The technical challenges, as well as potential for live info-graphics in sport
make this a pretty interesting area, and it's nice to see relatively modest
setups capable of producing what were, until recently, digustingly complex and
expensive video effects/compositing tasks.

[1]
[http://www.wired.com/playbook/2012/08/ff_americascup_ellison...](http://www.wired.com/playbook/2012/08/ff_americascup_ellison/all/)

------
danso
This reminds me of a humorous blog post by the New York Times interactive
graphics desk, in which they debated several options for overlaying flags for
swimmers...not for live TV but for their 3D renders:

[http://chartsnthings.tumblr.com/post/29133053109/the-
olympic...](http://chartsnthings.tumblr.com/post/29133053109/the-olympics-are-
almost-over)

------
jaseflow
This is very cool!
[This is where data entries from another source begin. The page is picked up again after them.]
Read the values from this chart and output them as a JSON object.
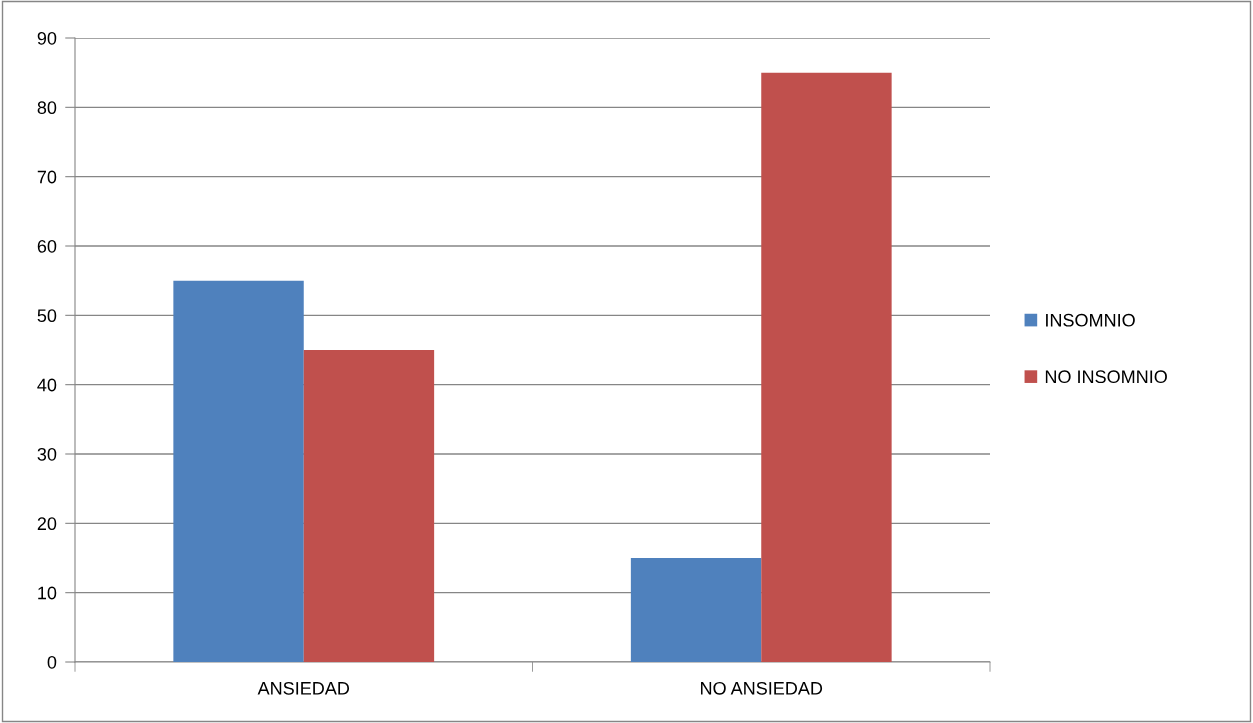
{
  "chart_data": {
    "type": "bar",
    "categories": [
      "ANSIEDAD",
      "NO ANSIEDAD"
    ],
    "series": [
      {
        "name": "INSOMNIO",
        "color": "#4f81bd",
        "values": [
          55,
          15
        ]
      },
      {
        "name": "NO INSOMNIO",
        "color": "#c0504d",
        "values": [
          45,
          85
        ]
      }
    ],
    "ylim": [
      0,
      90
    ],
    "yticks": [
      0,
      10,
      20,
      30,
      40,
      50,
      60,
      70,
      80,
      90
    ],
    "grid": "y",
    "legend": "right"
  }
}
Things like this are what's going to allow CSS to become
the design language of future UI.

I can see this being used in a car where an interface is displayed over the
top corner of a screen.

------
rtexal
there are quite a few videos i see out there that place augmented objects in a
video which moves accordingly to the shift of the camera. However that is not
live. Combined with AR algorithms, I am pretty sure that this could be a
kickass overlay for web live videos in the future.

------
jQueryIsAwesome
My (nonexistent) OCD was kicking in and I had to fix the skew in demo.html:
<http://rapedinheaven.com/with_skew.html> (5deg, 0deg)